There is no context output for this command.

Command example#

!varonis-alert-add-note alert_id=C98A3E72-99E9-4E5C-A560-7D04FA60686E note="This needs to be invested ASAP"

varonis-update-alert-status#

Update alert status

Base Command#

varonis-update-alert-status

Input#

Argument Name	Description	Required
alert_id	Requested alerts.	Required
status	Alert new status. Possible values are: New, Under Investigation, Action Required, Auto-Resolved.	Required
note	Note.	Optional

Context Output#

There is no context output for this command.

Command example#

!varonis-update-alert-status alert_id=C98A3E72-99E9-4E5C-A560-7D04FA60686E status="Action Required" note="Waiting for feedback from security team"

varonis-close-alert#

Close the alert

Base Command#

varonis-close-alert

Input#

Argument Name	Description	Required
alert_id	Requested alerts.	Required
close_reason	The reason the alert was closed. Possible values are: Other, Benign activity, True positive, Environment misconfiguration, Alert recently customized, Inaccurate alert logic, Authorized activity.	Required
note	Note.	Optional

Context Output#

There is no context output for this command.

Command example#

!varonis-close-alert alert_id=C98A3E72-99E9-4E5C-A560-7D04FA60686E close_reason="Inaccurate alert logic" note="Alert is irrelevant. Closed"

get-mapping-fields#

Returns the list of fields to map in outgoing mirroring. This command is only used for debugging purposes.

Base Command#

get-mapping-fields

Input#

There are no input arguments for this command.

Context Output#

There is no context output for this command.

Incident Mirroring#

You can enable outgoing incident mirroring between Cortex XSOAR incidents and Varonis alerts (available from Cortex XSOAR version 6.0.0). To set up the mirroring:

Enable Fetching incidents in your instance configuration.
In the Mirroring Direction integration parameter, select in which direction the incidents should be mirrored (currently only outgoing mirroring is available):
Option Description
None Turns off incident mirroring.
Outgoing Any changes in Cortex XSOAR incidents will be reflected in Varonis SaaS service (outgoing mirrored fields).

Option	Description
None	Turns off incident mirroring.
Outgoing	Any changes in Cortex XSOAR incidents will be reflected in Varonis SaaS service (outgoing mirrored fields).

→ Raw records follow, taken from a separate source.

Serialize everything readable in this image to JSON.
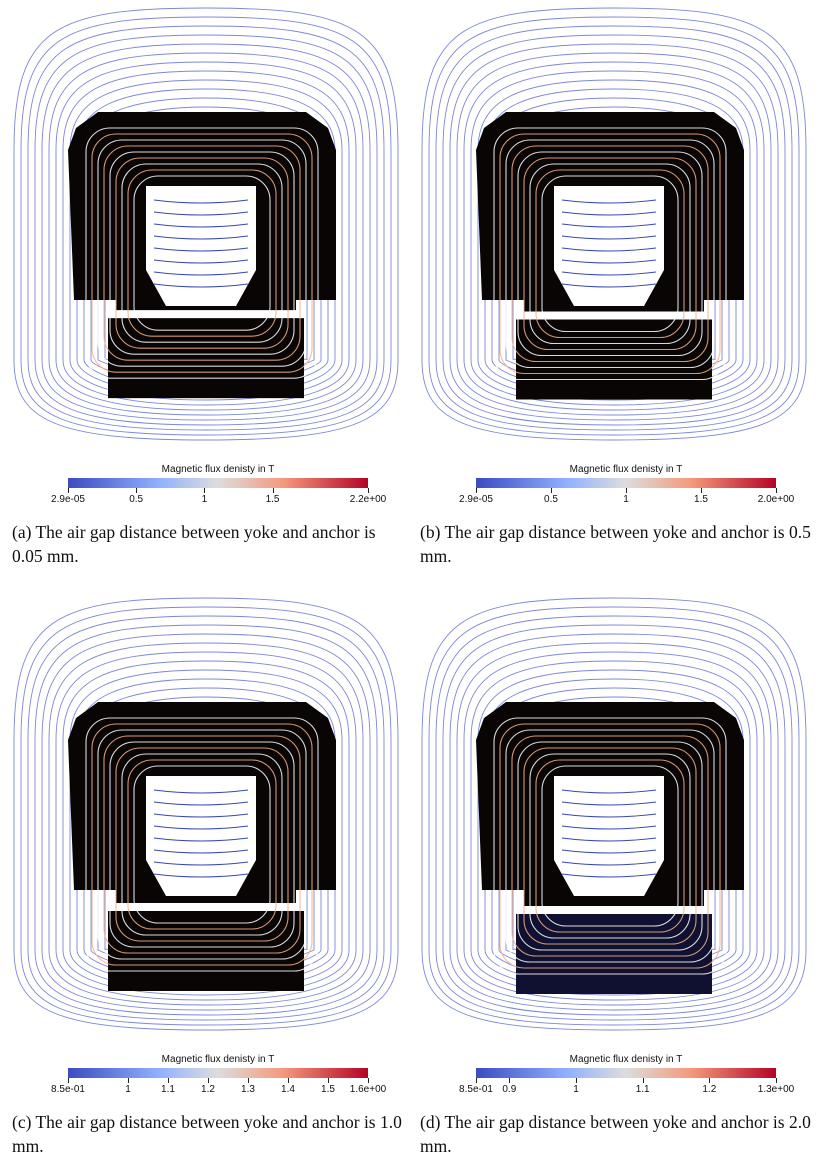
{
  "panels": [
    {
      "id": "a",
      "caption": "(a) The air gap distance between yoke and anchor is 0.05 mm.",
      "colorbar": {
        "title": "Magnetic flux denisty in T",
        "min": 2.9e-05,
        "max": 2.2,
        "ticks": [
          {
            "label": "2.9e-05",
            "value": 2.9e-05
          },
          {
            "label": "0.5",
            "value": 0.5
          },
          {
            "label": "1",
            "value": 1
          },
          {
            "label": "1.5",
            "value": 1.5
          },
          {
            "label": "2.2e+00",
            "value": 2.2
          }
        ]
      },
      "gap_mm": 0.05,
      "anchor_style": "dark"
    },
    {
      "id": "b",
      "caption": "(b) The air gap distance between yoke and anchor is 0.5 mm.",
      "colorbar": {
        "title": "Magnetic flux denisty in T",
        "min": 2.9e-05,
        "max": 2.0,
        "ticks": [
          {
            "label": "2.9e-05",
            "value": 2.9e-05
          },
          {
            "label": "0.5",
            "value": 0.5
          },
          {
            "label": "1",
            "value": 1
          },
          {
            "label": "1.5",
            "value": 1.5
          },
          {
            "label": "2.0e+00",
            "value": 2.0
          }
        ]
      },
      "gap_mm": 0.5,
      "anchor_style": "dark"
    },
    {
      "id": "c",
      "caption": "(c) The air gap distance between yoke and anchor is 1.0 mm.",
      "colorbar": {
        "title": "Magnetic flux denisty in T",
        "min": 0.85,
        "max": 1.6,
        "ticks": [
          {
            "label": "8.5e-01",
            "value": 0.85
          },
          {
            "label": "1",
            "value": 1.0
          },
          {
            "label": "1.1",
            "value": 1.1
          },
          {
            "label": "1.2",
            "value": 1.2
          },
          {
            "label": "1.3",
            "value": 1.3
          },
          {
            "label": "1.4",
            "value": 1.4
          },
          {
            "label": "1.5",
            "value": 1.5
          },
          {
            "label": "1.6e+00",
            "value": 1.6
          }
        ]
      },
      "gap_mm": 1.0,
      "anchor_style": "light"
    },
    {
      "id": "d",
      "caption": "(d) The air gap distance between yoke and anchor is 2.0 mm.",
      "colorbar": {
        "title": "Magnetic flux denisty in T",
        "min": 0.85,
        "max": 1.3,
        "ticks": [
          {
            "label": "8.5e-01",
            "value": 0.85
          },
          {
            "label": "0.9",
            "value": 0.9
          },
          {
            "label": "1",
            "value": 1.0
          },
          {
            "label": "1.1",
            "value": 1.1
          },
          {
            "label": "1.2",
            "value": 1.2
          },
          {
            "label": "1.3e+00",
            "value": 1.3
          }
        ]
      },
      "gap_mm": 2.0,
      "anchor_style": "blue"
    }
  ],
  "colors": {
    "low": "#3b4cc0",
    "mid": "#dddddd",
    "high": "#b40426",
    "core": "#0a0505",
    "field_line": "#5060c8"
  }
}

Newly fetched incidents will be mirrored in the chosen direction. However, this selection does not affect existing incidents.

Mirroring Out Notes#

The supported fields in the mirroring out process are:

Varonis Alert Status.
Varonis Close Reason
Incident Close Notes

Important Note: You have two options how to close Varonis Alert:

The first option is to change the Varonis Alert Status field in the XSOAR incident. In this case, the status of the alert in Varonis SaaS service will be change by the mirroring functionality, but the Incident in XSOAR won't be closed.
The second one is to close the incident in XSOAR. In this case, the Varonis Alert will be closed on the Varonis side by the post-processing script.